There was a great article put out by a Magic: The Gathering designer named Mark Rosewater yesterday. In the article he lays out some reasons why games designers should design their products with diversity in mind. Basically, the more people that can find themselves somehow reflected in your game, the more people will like your game. From a purely business standpoint, it's ridiculous at this point to design a game that doesn't show a full spectrum of character diversity. Rosewater mentions that Magic now has its first major trans character in the game and what a postive reception that character has had. He also states that Wizards of the Coast ensures that they have an equal representation of the sexes of the characters in their cards. Nicely done! I'm not a Magic player myself, and thus did not know that.
I couldn't be happier than to see the game industry finally coming around to this viewpoint. It's happening just in time for my own children to be entering their teenage years. Thankfully, they won't have to put up with playing games where all the heroes are white males and any women included are portrayed ludicrously rather than heroically.
Gaming is currently undergoing an upheaval in terms of how it is working to expand its customer demographics. People from all walks of life have discovered that games are actually fun to play beyond childhood. In order to keep those people in the gaming community once they enter, gaming products must welcome them in by reflecting back to them those qualities that make them special as people.
Article: Wizards link
Here's an interesting opinion peice written in the New York Times talking about a possible reason for the rise in mental health problems in children. The writer believes it is related to the loss of free play time with children.
Link: New York Times
Here's an article by a teacher about the general uselessness of most homework. It also brings out the important point that homework steals inter-family time that can not be gotten back. Therefore, teachers should ask if the homework they are giving is important enough to take away some more of the little remaining time children have with their family in the evening before bed. One thing that comes to my mind is the issue of whether the homework can be done together with the parents or not. For instance, reading homework can certainly be done as a family. All families should read together, in my opinion. So an assignment to read in the evening should not be taking away from family time. On the other hand, there are those monstrous projects some teachers assign students with strict guidelines that the students' parents are not to help them. Those things are definite family time thieves.

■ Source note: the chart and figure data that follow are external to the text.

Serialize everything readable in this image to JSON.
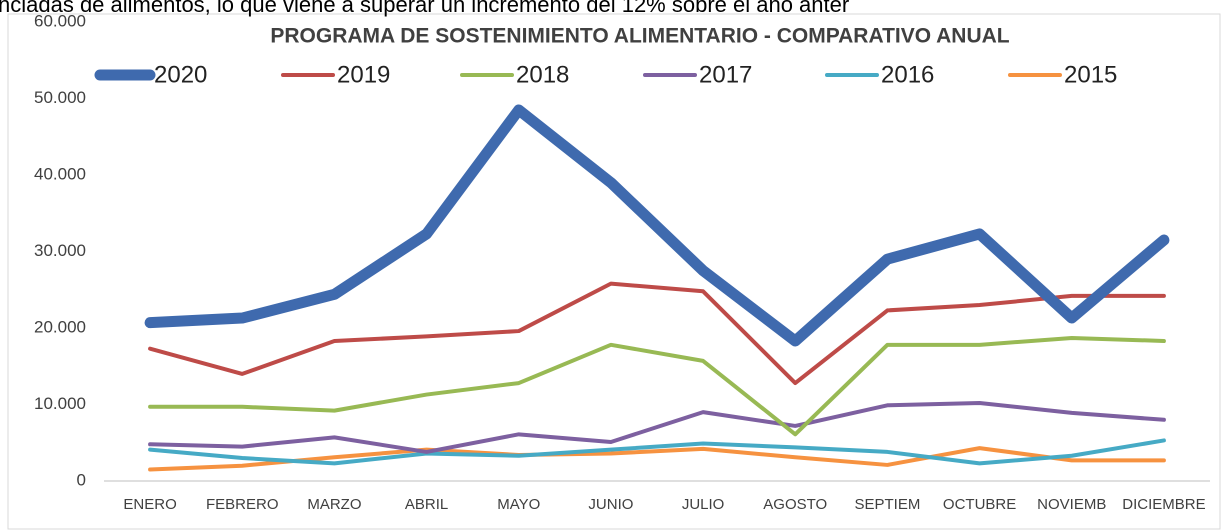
{
  "caption": "nciadas de alimentos, lo que viene a superar un incremento del 12% sobre el año anter",
  "chart_data": {
    "type": "line",
    "title": "PROGRAMA DE SOSTENIMIENTO ALIMENTARIO - COMPARATIVO ANUAL",
    "categories": [
      "ENERO",
      "FEBRERO",
      "MARZO",
      "ABRIL",
      "MAYO",
      "JUNIO",
      "JULIO",
      "AGOSTO",
      "SEPTIEM",
      "OCTUBRE",
      "NOVIEMB",
      "DICIEMBRE"
    ],
    "series": [
      {
        "name": "2020",
        "color": "#3f6aae",
        "values": [
          20700,
          21300,
          24400,
          32300,
          48500,
          39000,
          27500,
          18300,
          29000,
          32300,
          21300,
          31500
        ]
      },
      {
        "name": "2019",
        "color": "#be4b48",
        "values": [
          17300,
          14000,
          18300,
          18900,
          19600,
          25800,
          24800,
          12800,
          22300,
          23000,
          24200,
          24200
        ]
      },
      {
        "name": "2018",
        "color": "#98b954",
        "values": [
          9700,
          9700,
          9200,
          11300,
          12800,
          17800,
          15700,
          6100,
          17800,
          17800,
          18700,
          18300
        ]
      },
      {
        "name": "2017",
        "color": "#7d60a0",
        "values": [
          4800,
          4500,
          5700,
          3800,
          6100,
          5100,
          9000,
          7200,
          9900,
          10200,
          8900,
          8000
        ]
      },
      {
        "name": "2016",
        "color": "#46aac5",
        "values": [
          4100,
          3000,
          2300,
          3600,
          3300,
          4100,
          4900,
          4400,
          3800,
          2300,
          3300,
          5300
        ]
      },
      {
        "name": "2015",
        "color": "#f69240",
        "values": [
          1500,
          2000,
          3100,
          4100,
          3400,
          3600,
          4200,
          3100,
          2100,
          4300,
          2700,
          2700
        ]
      }
    ],
    "ylim": [
      0,
      60000
    ],
    "yticks": [
      0,
      {
        "value": 10000,
        "label": "10.000"
      },
      {
        "value": 20000,
        "label": "20.000"
      },
      {
        "value": 30000,
        "label": "30.000"
      },
      {
        "value": 40000,
        "label": "40.000"
      },
      {
        "value": 50000,
        "label": "50.000"
      },
      {
        "value": 60000,
        "label": "60.000"
      }
    ],
    "grid": false,
    "legend": "top"
  }
}
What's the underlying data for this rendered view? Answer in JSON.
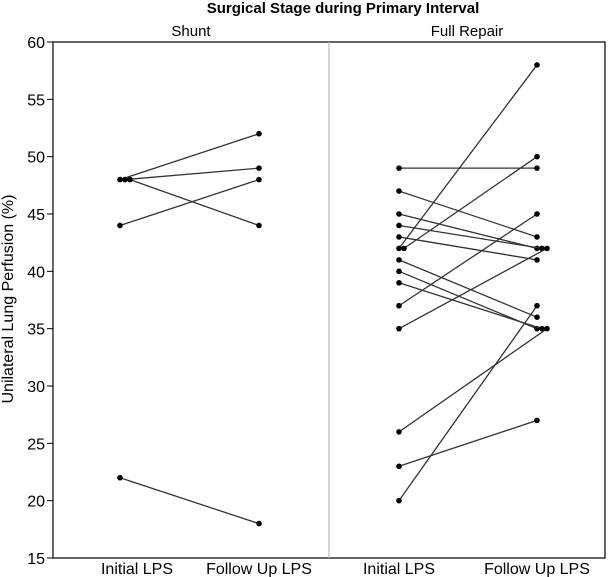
{
  "chart_data": {
    "type": "line",
    "title": "Surgical Stage during Primary Interval",
    "ylabel": "Unilateral Lung Perfusion (%)",
    "ylim": [
      15,
      60
    ],
    "yticks": [
      15,
      20,
      25,
      30,
      35,
      40,
      45,
      50,
      55,
      60
    ],
    "categories": [
      "Initial LPS",
      "Follow Up LPS"
    ],
    "panels": [
      {
        "name": "Shunt",
        "pairs": [
          {
            "initial": 48,
            "follow_up": 52
          },
          {
            "initial": 48,
            "follow_up": 49
          },
          {
            "initial": 48,
            "follow_up": 44
          },
          {
            "initial": 44,
            "follow_up": 48
          },
          {
            "initial": 22,
            "follow_up": 18
          }
        ]
      },
      {
        "name": "Full Repair",
        "pairs": [
          {
            "initial": 49,
            "follow_up": 49
          },
          {
            "initial": 47,
            "follow_up": 43
          },
          {
            "initial": 45,
            "follow_up": 42
          },
          {
            "initial": 44,
            "follow_up": 42
          },
          {
            "initial": 43,
            "follow_up": 41
          },
          {
            "initial": 42,
            "follow_up": 58
          },
          {
            "initial": 42,
            "follow_up": 50
          },
          {
            "initial": 41,
            "follow_up": 36
          },
          {
            "initial": 40,
            "follow_up": 35
          },
          {
            "initial": 39,
            "follow_up": 35
          },
          {
            "initial": 37,
            "follow_up": 45
          },
          {
            "initial": 35,
            "follow_up": 42
          },
          {
            "initial": 26,
            "follow_up": 35
          },
          {
            "initial": 23,
            "follow_up": 27
          },
          {
            "initial": 20,
            "follow_up": 37
          }
        ]
      }
    ]
  }
}
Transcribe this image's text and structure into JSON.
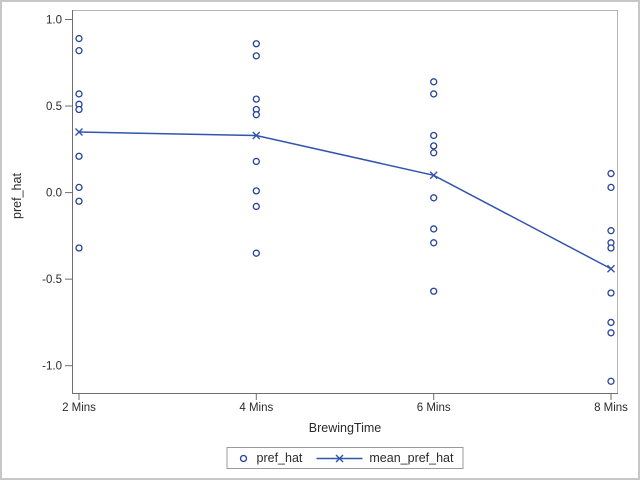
{
  "chart_data": {
    "type": "scatter",
    "title": "",
    "xlabel": "BrewingTime",
    "ylabel": "pref_hat",
    "categories": [
      "2 Mins",
      "4 Mins",
      "6 Mins",
      "8 Mins"
    ],
    "y_ticks": [
      1.0,
      0.5,
      0.0,
      -0.5,
      -1.0
    ],
    "y_tick_labels": [
      "1.0",
      "0.5",
      "0.0",
      "-0.5",
      "-1.0"
    ],
    "ylim": [
      -1.17,
      1.05
    ],
    "grid": false,
    "legend_position": "bottom-center",
    "series": [
      {
        "name": "pref_hat",
        "type": "scatter",
        "marker": "open-circle",
        "points_by_category": [
          [
            0.89,
            0.82,
            0.57,
            0.51,
            0.48,
            0.21,
            0.03,
            -0.05,
            -0.32
          ],
          [
            0.86,
            0.79,
            0.54,
            0.48,
            0.45,
            0.18,
            0.01,
            -0.08,
            -0.35
          ],
          [
            0.64,
            0.57,
            0.33,
            0.27,
            0.23,
            -0.03,
            -0.21,
            -0.29,
            -0.57
          ],
          [
            0.11,
            0.03,
            -0.22,
            -0.29,
            -0.32,
            -0.58,
            -0.75,
            -0.81,
            -1.09
          ]
        ]
      },
      {
        "name": "mean_pref_hat",
        "type": "line",
        "marker": "x",
        "values": [
          0.35,
          0.33,
          0.1,
          -0.44
        ]
      }
    ],
    "colors": {
      "marker": "#24429e",
      "line": "#3354ae",
      "axis": "#6e6e6e",
      "frame": "#b5b5b5",
      "text": "#2b2b2b",
      "outer_border": "#c7c7c7"
    }
  }
}
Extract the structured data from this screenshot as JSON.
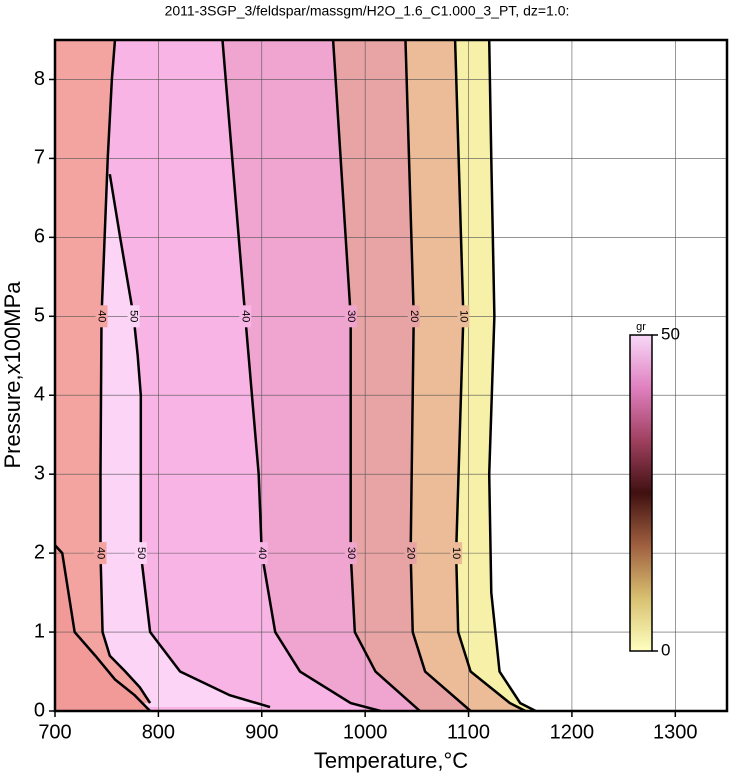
{
  "chart_data": {
    "type": "contour",
    "title": "2011-3SGP_3/feldspar/massgm/H2O_1.6_C1.000_3_PT, dz=1.0:",
    "x_label": "Temperature,°C",
    "y_label": "Pressure,x100MPa",
    "xlim": [
      700,
      1350
    ],
    "ylim": [
      0,
      8.5
    ],
    "xticks": [
      700,
      800,
      900,
      1000,
      1100,
      1200,
      1300
    ],
    "yticks": [
      0,
      1,
      2,
      3,
      4,
      5,
      6,
      7,
      8
    ],
    "grid": true,
    "contours": [
      {
        "level": 0,
        "labeled": false,
        "color": "#f6f0a8",
        "x": [
          1120,
          1122,
          1125,
          1120,
          1122,
          1130,
          1150,
          1165
        ],
        "y": [
          8.5,
          7,
          5,
          3,
          1.5,
          0.5,
          0.1,
          0
        ]
      },
      {
        "level": 10,
        "labeled": true,
        "color": "#ecbc98",
        "x": [
          1087,
          1095,
          1088,
          1090,
          1102,
          1140,
          1155
        ],
        "y": [
          8.5,
          5,
          2,
          1,
          0.5,
          0.1,
          0
        ]
      },
      {
        "level": 20,
        "labeled": true,
        "color": "#e8a4a4",
        "x": [
          1039,
          1047,
          1044,
          1046,
          1058,
          1102
        ],
        "y": [
          8.5,
          5,
          2,
          1,
          0.5,
          0
        ]
      },
      {
        "level": 30,
        "labeled": true,
        "color": "#f0a4d0",
        "x": [
          969,
          986,
          986,
          990,
          1010,
          1053
        ],
        "y": [
          8.5,
          5,
          2,
          1,
          0.5,
          0
        ]
      },
      {
        "level": 40,
        "labeled": true,
        "color": "#f8b4e4",
        "x": [
          862,
          884,
          897,
          900,
          913,
          937,
          986,
          1015
        ],
        "y": [
          8.5,
          5,
          3,
          2,
          1,
          0.5,
          0.1,
          0
        ]
      },
      {
        "level": 50,
        "labeled": true,
        "color": "#fcd4f6",
        "x": [
          753,
          763,
          776,
          780,
          783,
          783,
          792,
          821,
          869,
          908
        ],
        "y": [
          6.8,
          6,
          5,
          4.5,
          4,
          2,
          1,
          0.5,
          0.2,
          0.05
        ]
      },
      {
        "level": 40,
        "labeled": true,
        "color": "#f4a4a0",
        "x": [
          758,
          755,
          751,
          745,
          744,
          744,
          746,
          753,
          768,
          782,
          792
        ],
        "y": [
          8.5,
          8,
          7,
          5,
          3,
          2,
          1,
          0.7,
          0.5,
          0.3,
          0.1
        ]
      },
      {
        "level": 40,
        "labeled": false,
        "color": "#f29a98",
        "x": [
          700,
          707,
          719,
          739,
          758,
          777,
          792
        ],
        "y": [
          2.1,
          2,
          1,
          0.7,
          0.4,
          0.2,
          0
        ]
      }
    ],
    "colorbar": {
      "label": "gr",
      "lim": [
        0,
        50
      ],
      "ticks": [
        0,
        50
      ],
      "colors": [
        "#ffffc0",
        "#d8c070",
        "#a06040",
        "#401010",
        "#a04060",
        "#e080c0",
        "#f8d8f8"
      ]
    }
  }
}
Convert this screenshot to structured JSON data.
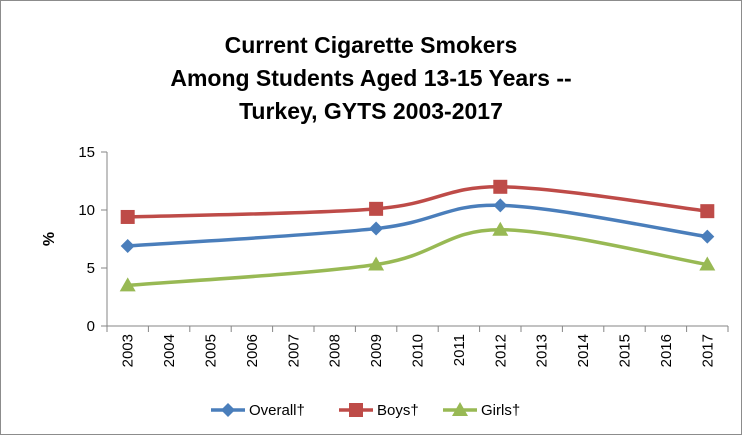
{
  "chart_data": {
    "type": "line",
    "title_lines": [
      "Current Cigarette Smokers",
      "Among Students Aged 13-15 Years --",
      "Turkey, GYTS 2003-2017"
    ],
    "xlabel": "",
    "ylabel": "%",
    "categories": [
      "2003",
      "2004",
      "2005",
      "2006",
      "2007",
      "2008",
      "2009",
      "2010",
      "2011",
      "2012",
      "2013",
      "2014",
      "2015",
      "2016",
      "2017"
    ],
    "ylim": [
      0,
      15
    ],
    "yticks": [
      0,
      5,
      10,
      15
    ],
    "grid": false,
    "legend_position": "bottom",
    "series": [
      {
        "name": "Overall†",
        "color": "#4a7ebb",
        "marker": "diamond",
        "points": [
          {
            "x": "2003",
            "y": 6.9
          },
          {
            "x": "2009",
            "y": 8.4
          },
          {
            "x": "2012",
            "y": 10.4
          },
          {
            "x": "2017",
            "y": 7.7
          }
        ]
      },
      {
        "name": "Boys†",
        "color": "#be4b48",
        "marker": "square",
        "points": [
          {
            "x": "2003",
            "y": 9.4
          },
          {
            "x": "2009",
            "y": 10.1
          },
          {
            "x": "2012",
            "y": 12.0
          },
          {
            "x": "2017",
            "y": 9.9
          }
        ]
      },
      {
        "name": "Girls†",
        "color": "#98b954",
        "marker": "triangle",
        "points": [
          {
            "x": "2003",
            "y": 3.5
          },
          {
            "x": "2009",
            "y": 5.3
          },
          {
            "x": "2012",
            "y": 8.3
          },
          {
            "x": "2017",
            "y": 5.3
          }
        ]
      }
    ]
  }
}
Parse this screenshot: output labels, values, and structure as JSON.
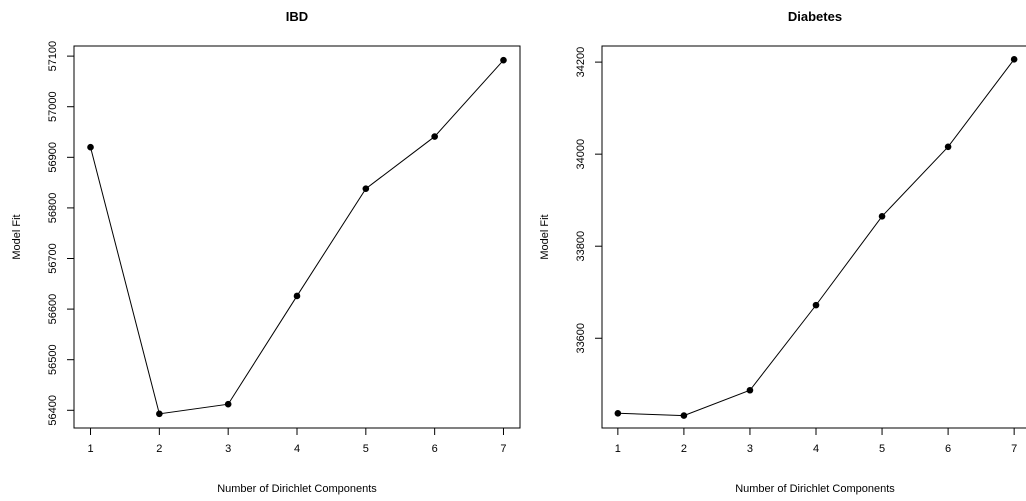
{
  "chart_data": [
    {
      "type": "line",
      "title": "IBD",
      "xlabel": "Number of Dirichlet Components",
      "ylabel": "Model Fit",
      "x": [
        1,
        2,
        3,
        4,
        5,
        6,
        7
      ],
      "series": [
        {
          "values": [
            56920,
            56393,
            56412,
            56626,
            56838,
            56941,
            57092
          ]
        }
      ],
      "xticks": [
        "1",
        "2",
        "3",
        "4",
        "5",
        "6",
        "7"
      ],
      "yticks": [
        "56400",
        "56500",
        "56600",
        "56700",
        "56800",
        "56900",
        "57000",
        "57100"
      ],
      "xlim": [
        0.76,
        7.24
      ],
      "ylim": [
        56365,
        57120
      ],
      "grid": false,
      "marker": "filled-circle",
      "line_color": "#000000"
    },
    {
      "type": "line",
      "title": "Diabetes",
      "xlabel": "Number of Dirichlet Components",
      "ylabel": "Model Fit",
      "x": [
        1,
        2,
        3,
        4,
        5,
        6,
        7
      ],
      "series": [
        {
          "values": [
            33437,
            33432,
            33487,
            33672,
            33865,
            34016,
            34206
          ]
        }
      ],
      "xticks": [
        "1",
        "2",
        "3",
        "4",
        "5",
        "6",
        "7"
      ],
      "yticks": [
        "33600",
        "33800",
        "34000",
        "34200"
      ],
      "xlim": [
        0.76,
        7.24
      ],
      "ylim": [
        33405,
        34235
      ],
      "grid": false,
      "marker": "filled-circle",
      "line_color": "#000000"
    }
  ]
}
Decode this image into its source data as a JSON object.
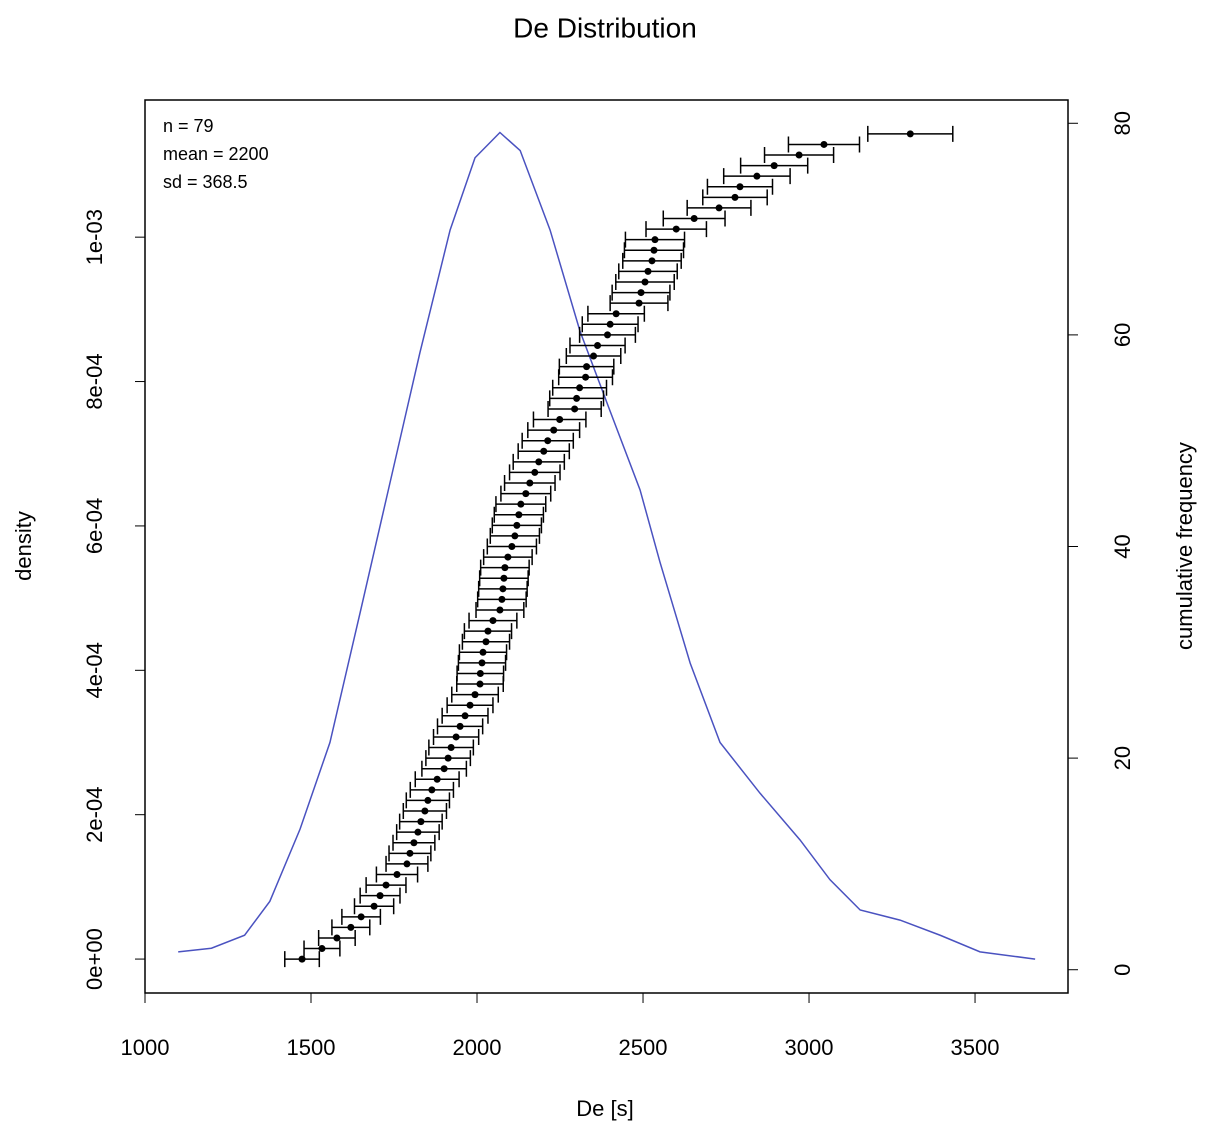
{
  "chart_data": {
    "type": "line",
    "title": "De Distribution",
    "xlabel": "De [s]",
    "ylabel": "density",
    "y2label": "cumulative frequency",
    "annotations": [
      "n = 79",
      "mean = 2200",
      "sd = 368.5"
    ],
    "xlim": [
      1000,
      3780
    ],
    "xticks": [
      1000,
      1500,
      2000,
      2500,
      3000,
      3500
    ],
    "ylim": [
      -4.7e-05,
      0.00119
    ],
    "yticks": [
      {
        "value": 0,
        "label": "0e+00"
      },
      {
        "value": 0.0002,
        "label": "2e-04"
      },
      {
        "value": 0.0004,
        "label": "4e-04"
      },
      {
        "value": 0.0006,
        "label": "6e-04"
      },
      {
        "value": 0.0008,
        "label": "8e-04"
      },
      {
        "value": 0.001,
        "label": "1e-03"
      }
    ],
    "y2lim": [
      -2.2,
      82.2
    ],
    "y2ticks": [
      0,
      20,
      40,
      60,
      80
    ],
    "series": [
      {
        "type": "line",
        "color": "#4a52c0",
        "axis": "y",
        "x": [
          1100,
          1200,
          1300,
          1376,
          1467,
          1557,
          1648,
          1738,
          1828,
          1919,
          1994,
          2069,
          2130,
          2220,
          2310,
          2400,
          2491,
          2551,
          2642,
          2732,
          2852,
          2973,
          3063,
          3154,
          3274,
          3395,
          3515,
          3681
        ],
        "values": [
          1e-05,
          1.5e-05,
          3.3e-05,
          8e-05,
          0.00018,
          0.0003,
          0.00048,
          0.00066,
          0.00084,
          0.00101,
          0.00111,
          0.001145,
          0.00112,
          0.00101,
          0.00087,
          0.00076,
          0.00065,
          0.00055,
          0.00041,
          0.0003,
          0.00023,
          0.000165,
          0.00011,
          6.8e-05,
          5.4e-05,
          3.3e-05,
          1e-05,
          0
        ]
      },
      {
        "type": "errorbar",
        "color": "#000000",
        "axis": "y2",
        "x": [
          1473,
          1533,
          1578,
          1620,
          1651,
          1690,
          1708,
          1726,
          1759,
          1789,
          1798,
          1810,
          1822,
          1831,
          1843,
          1852,
          1864,
          1880,
          1901,
          1913,
          1922,
          1937,
          1949,
          1964,
          1979,
          1994,
          2009,
          2010,
          2015,
          2018,
          2027,
          2033,
          2048,
          2069,
          2075,
          2078,
          2081,
          2084,
          2093,
          2105,
          2114,
          2120,
          2126,
          2132,
          2147,
          2159,
          2174,
          2186,
          2201,
          2213,
          2231,
          2249,
          2294,
          2300,
          2309,
          2327,
          2330,
          2351,
          2363,
          2393,
          2401,
          2419,
          2488,
          2494,
          2506,
          2515,
          2527,
          2533,
          2536,
          2600,
          2654,
          2729,
          2777,
          2792,
          2843,
          2895,
          2970,
          3045,
          3305
        ],
        "xerr": [
          52,
          54,
          55,
          57,
          58,
          59,
          60,
          60,
          62,
          63,
          63,
          63,
          64,
          64,
          65,
          65,
          65,
          66,
          67,
          67,
          67,
          68,
          68,
          69,
          69,
          70,
          70,
          70,
          71,
          71,
          71,
          71,
          72,
          72,
          73,
          73,
          73,
          73,
          73,
          74,
          74,
          74,
          74,
          75,
          75,
          76,
          76,
          77,
          77,
          77,
          78,
          79,
          80,
          81,
          81,
          81,
          82,
          82,
          83,
          84,
          84,
          85,
          87,
          87,
          88,
          88,
          88,
          89,
          89,
          91,
          93,
          96,
          97,
          98,
          100,
          101,
          104,
          107,
          128
        ],
        "values": [
          1,
          2,
          3,
          4,
          5,
          6,
          7,
          8,
          9,
          10,
          11,
          12,
          13,
          14,
          15,
          16,
          17,
          18,
          19,
          20,
          21,
          22,
          23,
          24,
          25,
          26,
          27,
          28,
          29,
          30,
          31,
          32,
          33,
          34,
          35,
          36,
          37,
          38,
          39,
          40,
          41,
          42,
          43,
          44,
          45,
          46,
          47,
          48,
          49,
          50,
          51,
          52,
          53,
          54,
          55,
          56,
          57,
          58,
          59,
          60,
          61,
          62,
          63,
          64,
          65,
          66,
          67,
          68,
          69,
          70,
          71,
          72,
          73,
          74,
          75,
          76,
          77,
          78,
          79
        ]
      }
    ]
  }
}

Fascinating way to look at the issue...
Article: The Guardian
Another asteroid just missed us on July 25th it appears. This one was only 1/5th the distance to the moon away. One of these days we're going to have a serious one aimed straight at us. This is why real money needs to be dedicated to protecting the planet from these possible extinction level events. We have the technology to protect ourselves from the majority of asteroids, it's just a matter of building what needs to be built and funding its ongoing maintenance.
Link: Washington Post
The American Association for the Advancement of Science is running an initiative right now to increase the inclusion of underepresented groups within the professional science community. The organization is the United States's main organization supporting science. They publish the journal Science, which is one of the two most prestigious science journals in the world (Nature being the other).
They are running a deal on membership right now through July 31 which gives you a nice t-shirt along with your membership. You get a subscription to the journal for the year along with your membership.
Link: AAAS Membership
Here's an article about how children's time spent playing is shrinking. The information about lowering creativity scores since 1984 is interesting. There's a lot of arm chair philosophizing going on in the article, though. And the suggestion to just let children play all day with no structure and no curriculum seems unwarranted to me. But it's an interesting read nonetheless.
Link: The Play Deficit by Peter Gray
Lisa Stevens, the CEO of Paizo, put out a post on Facebook announcing the arrival of the Pathfinder 2.0 books to their warehouse. In true Paizo style she did it wielding a goblin "dogslicer" and singing a new goblin tune. Goblins are the comedic mascots of the Pathfinder game. They love to sing songs and cause all sorts of mischief. They call all small creatures "dogs" and all large creatures "horses". They are all about collecting junk and building things out of it (which are always a die roll away from falling to pieces in the middle of combat or, in Starfinder, exploding). With the release of Pathfinder 2.0 they have graduated to become a full-fledged playable core race for PC characters in the new core rulebook.